Croissance — 7 min de lecture
Aimer Celui qui te Reprend
10 juin 2026
Photographie abstraite et minimaliste d'un épi de blé sec aux tons dorés sur fond crème
« Ne reprends pas le moqueur, de peur qu’il ne te haïsse ; Reprends le sage, et il t’aimera. Donne au sage, et il deviendra plus sage ; Instruis le juste, et il augmentera son savoir. »
Il y a un moment où l’on voit sans se tromper la vraie taille d’un cœur : celui où on le reprend. Un mot qui touche un point sensible, une remarque qui met le doigt sur un tort, et la réaction jaillit avant la réflexion. Chez la plupart d’entre nous, le premier mouvement est de se défendre, d’expliquer, de renvoyer la balle, parfois d’en vouloir à celui qui a osé. C’est humain. Mais la maturité chrétienne se reconnaît précisément là, dans cette seconde où l’on choisit d’accueillir plutôt que de riposter.
Le livre des Proverbes dresse un test sans appel. (Proverbes 9:8-9) Le même reproche, adressé à deux hommes, produit deux fruits opposés : l’un se met à haïr, l’autre se met à aimer. Comprenez bien ce que cela révèle. La différence ne tient pas à la reprise elle-même, qui est identique, ni à celui qui la donne. Elle tient entièrement au cœur qui la reçoit. Dis-moi comment tu accueilles un reproche, et je te dirai où tu en es.
Le mot hébreu pour le sage n’a pas d’abord le sens d’intelligent ou de savant. Le chakam, c’est l’homme habile à vivre, ajusté au réel, celui qui sait manier l’existence comme l’artisan son outil. La sagesse biblique n’est pas une affaire de tête bien remplie, mais de vie bien menée. Et l’un de ses signes les plus sûrs, c’est justement cette capacité à recevoir la correction sans s’effondrer ni se cabrer. Savoir se laisser reprendre est un art de vivre, non une humiliation à subir.
Encore faut-il distinguer les voix. Toute critique n’est pas une reprise fidèle, et tout compliment n’est pas un bien. Les blessures d'un ami prouvent sa fidélité, Mais les baisers d'un ennemi sont trompeurs.(Proverbes 27:6)

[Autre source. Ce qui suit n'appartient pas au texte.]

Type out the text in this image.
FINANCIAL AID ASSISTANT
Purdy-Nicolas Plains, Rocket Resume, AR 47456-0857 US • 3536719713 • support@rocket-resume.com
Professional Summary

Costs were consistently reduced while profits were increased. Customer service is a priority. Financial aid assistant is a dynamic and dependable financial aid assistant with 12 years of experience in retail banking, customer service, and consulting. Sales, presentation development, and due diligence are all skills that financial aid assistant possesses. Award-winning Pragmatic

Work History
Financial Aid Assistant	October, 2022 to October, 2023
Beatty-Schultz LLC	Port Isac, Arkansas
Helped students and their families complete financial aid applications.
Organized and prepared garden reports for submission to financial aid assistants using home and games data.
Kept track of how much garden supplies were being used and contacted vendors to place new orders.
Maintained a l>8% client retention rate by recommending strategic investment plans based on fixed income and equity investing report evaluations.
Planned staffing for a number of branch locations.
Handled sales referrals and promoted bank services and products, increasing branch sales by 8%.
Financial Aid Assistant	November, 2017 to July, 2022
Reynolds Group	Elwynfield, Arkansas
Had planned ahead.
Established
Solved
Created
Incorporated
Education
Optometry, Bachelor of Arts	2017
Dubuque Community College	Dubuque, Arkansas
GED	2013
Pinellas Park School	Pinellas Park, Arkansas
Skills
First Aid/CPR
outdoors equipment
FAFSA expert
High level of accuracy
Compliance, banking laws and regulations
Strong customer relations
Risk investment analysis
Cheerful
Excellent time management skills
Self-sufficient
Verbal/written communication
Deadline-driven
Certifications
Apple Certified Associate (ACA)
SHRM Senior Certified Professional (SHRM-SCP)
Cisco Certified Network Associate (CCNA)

Les blessures d’un ami valent mieux que les flatteries d’un ennemi. Celui qui nous aime assez pour nous dire ce qui nous déplaît nous fait un cadeau coûteux ; celui qui nous flatte pour se faire aimer nous endort. Le sage apprend à préférer la vérité qui pique à la douceur qui trompe.
Mais comment recevoir un reproche sans se briser ? Là est le secret de l’Évangile. Christ, lui, a reçu la condamnation imméritée, le reproche que nous méritions, à notre place. Parce que nous sommes en lui pleinement aimés et pleinement acquittés, nous pouvons entendre une correction juste sans que notre identité entière soit en jeu. Celui qui sait qu’il est aimé de Dieu en Christ n’a plus besoin de se défendre à tout prix. Il peut laisser tomber ses armes et se demander tranquillement : et s’il y avait là une part de vrai ?
Car c’est bien ce que la peur nous cache : la part de vrai. Notre premier réflexe de défense est souvent une manière de ne pas regarder ce qui, dans le reproche, nous concerne réellement. Le moqueur rejette tout en bloc pour ne rien avoir à changer. Le sage, lui, trie : il écarte l’injuste, mais il garde le vrai, même s’il fait mal, et il grandit de ce qu’il a gardé. Ainsi la reprise, au lieu de le diminuer, l’augmente : instruis le juste, et il augmentera son savoir.
Voici, pour cette semaine, un exercice tout simple et redoutable. La prochaine fois qu’on vous reprendra, imposez-vous trois secondes de silence avant de répondre. Trois secondes seulement, le temps que le réflexe de défense retombe. Puis remerciez, même brièvement, celui qui a parlé, et examinez la chose devant Dieu : qu’y a-t-il de vrai là-dedans ? Vous découvrirez que les reproches, souvent maladroits, sont parmi les outils les plus précieux que Dieu emploie pour nous faire grandir, à condition de ne pas les briser au moment où ils nous atteignent.